From my European perspective – industriousness is primarily an American thing. Nothing wrong with it. It made us who we are. All of a sudden, we are painting our homes, attending virtual concerts, moving dirt around, building additions to our homes. We are super busy, all the time, every time, day and night, as if some sort of moral judgement awaits us at the end of each day ready to strike. I have no major projects to work on. No retaining walls to build, no paint jobs, no office remodeling projects, nothing to prove. I have already written a novel, so what should I write now? The restless ants working inside my brain are spilling into my sink and into the pages of my journal, feeding on the scattered leftovers of my past lives.
“I hate public displays of affection,” a woman I once loved used to tell me. It was embarrassing to be seen in public holding hands, to read Neruda or Leonard Cohen in the burned shadow of the Notre Dame cathedral, or to say I love you. Some of us have been practicing social distancing well before it became the law. My sink full of dishes disagrees that appearances must be kept at all cost.

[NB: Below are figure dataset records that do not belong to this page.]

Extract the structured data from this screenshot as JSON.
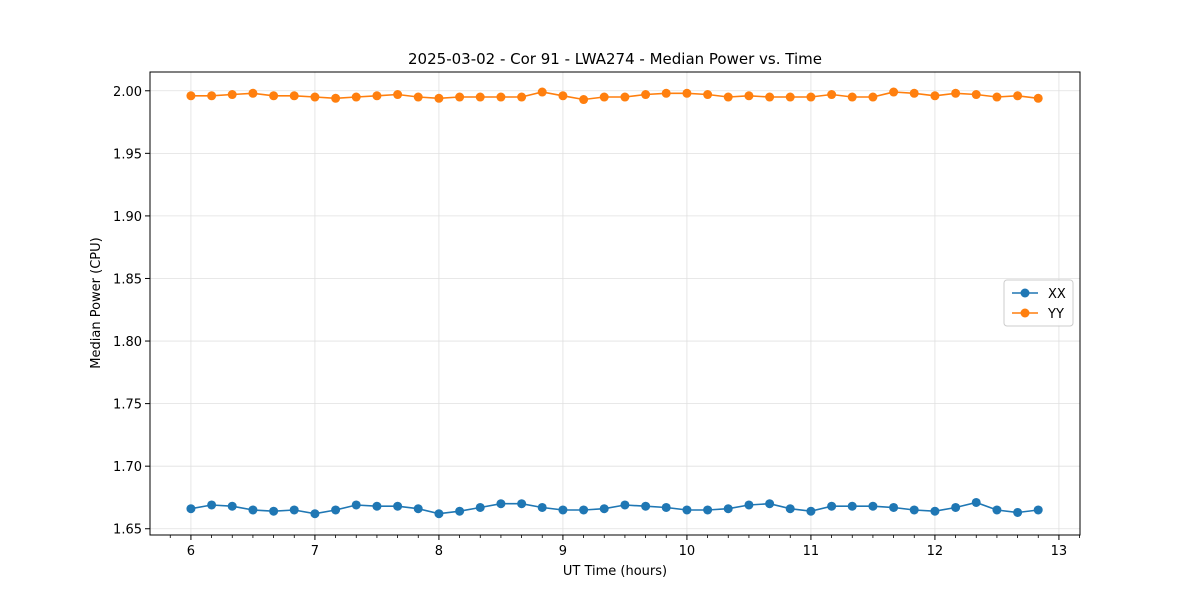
{
  "chart_data": {
    "type": "line",
    "title": "2025-03-02 - Cor 91 - LWA274 - Median Power vs. Time",
    "xlabel": "UT Time (hours)",
    "ylabel": "Median Power (CPU)",
    "xlim": [
      5.67,
      13.17
    ],
    "ylim": [
      1.645,
      2.015
    ],
    "xticks": [
      6,
      7,
      8,
      9,
      10,
      11,
      12,
      13
    ],
    "yticks": [
      1.65,
      1.7,
      1.75,
      1.8,
      1.85,
      1.9,
      1.95,
      2.0
    ],
    "grid": true,
    "legend_position": "center-right",
    "x": [
      6.0,
      6.167,
      6.333,
      6.5,
      6.667,
      6.833,
      7.0,
      7.167,
      7.333,
      7.5,
      7.667,
      7.833,
      8.0,
      8.167,
      8.333,
      8.5,
      8.667,
      8.833,
      9.0,
      9.167,
      9.333,
      9.5,
      9.667,
      9.833,
      10.0,
      10.167,
      10.333,
      10.5,
      10.667,
      10.833,
      11.0,
      11.167,
      11.333,
      11.5,
      11.667,
      11.833,
      12.0,
      12.167,
      12.333,
      12.5,
      12.667,
      12.833
    ],
    "series": [
      {
        "name": "XX",
        "color": "#1f77b4",
        "values": [
          1.666,
          1.669,
          1.668,
          1.665,
          1.664,
          1.665,
          1.662,
          1.665,
          1.669,
          1.668,
          1.668,
          1.666,
          1.662,
          1.664,
          1.667,
          1.67,
          1.67,
          1.667,
          1.665,
          1.665,
          1.666,
          1.669,
          1.668,
          1.667,
          1.665,
          1.665,
          1.666,
          1.669,
          1.67,
          1.666,
          1.664,
          1.668,
          1.668,
          1.668,
          1.667,
          1.665,
          1.664,
          1.667,
          1.671,
          1.665,
          1.663,
          1.665
        ]
      },
      {
        "name": "YY",
        "color": "#ff7f0e",
        "values": [
          1.996,
          1.996,
          1.997,
          1.998,
          1.996,
          1.996,
          1.995,
          1.994,
          1.995,
          1.996,
          1.997,
          1.995,
          1.994,
          1.995,
          1.995,
          1.995,
          1.995,
          1.999,
          1.996,
          1.993,
          1.995,
          1.995,
          1.997,
          1.998,
          1.998,
          1.997,
          1.995,
          1.996,
          1.995,
          1.995,
          1.995,
          1.997,
          1.995,
          1.995,
          1.999,
          1.998,
          1.996,
          1.998,
          1.997,
          1.995,
          1.996,
          1.994
        ]
      }
    ]
  }
}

And even if technology has been making us more connected than ever, we are still unable to live with ourselves. After the screens of our devices turn dark, after we run out of movies, after the music stops, reality kicks in like a long-lasting toothache. Only a few of our children know how to reach for their inner selves. They don’t know that aloneness is not loneliness; that aloneness is balance. There is an untranslatable Spanish word: “recogimiento” that is often mentioned when it comes to Borges. The blind poet is the ultimate embodiment of this concept. It has nothing to do with creating a prison within yourself. Living in “recogimiento” is about discovering your inner resources and opening the pantry of your soul, finding that even in the darkest hours, you have enough resources. I am not sure how one gets there, but if you do, your fears will stop translating into being busy all the time. Being busy is a type of avoiding our reflections in the vast army of mirrors surrounding us
This will be transformative for most of us. Yet, strangely, the Plague has no power over me except for making me look a little closer at myself. We, Americans, are a bit guilty of blindness, the type that comes with a sense of entitlement. Maybe the American dream needs to be power washed by a tragedy of this magnitude in order for us to wake up. Would it hurt to hold hands again? To pay a little more attention? A little bit more than during the last world war, when we kept dancing to Artie Shaw while the ovens of Auschwitz were working nonstop. A little bit more than after 9/11, when we realized that we were not a happy island anymore. Maybe that’s a type of contribution we could all make while allowing our selves to be filtered through this tragedy. From our self-centered insularity of the beautiful area of Connecticut we live in, maybe it’s time to start learning the names of our neighbors, to have real conversations and meaningful relationships, to do more for each other, to hold hands, to say I love you, to realize that each of us are insanely wealthy just because we are able to open our eyes every morning.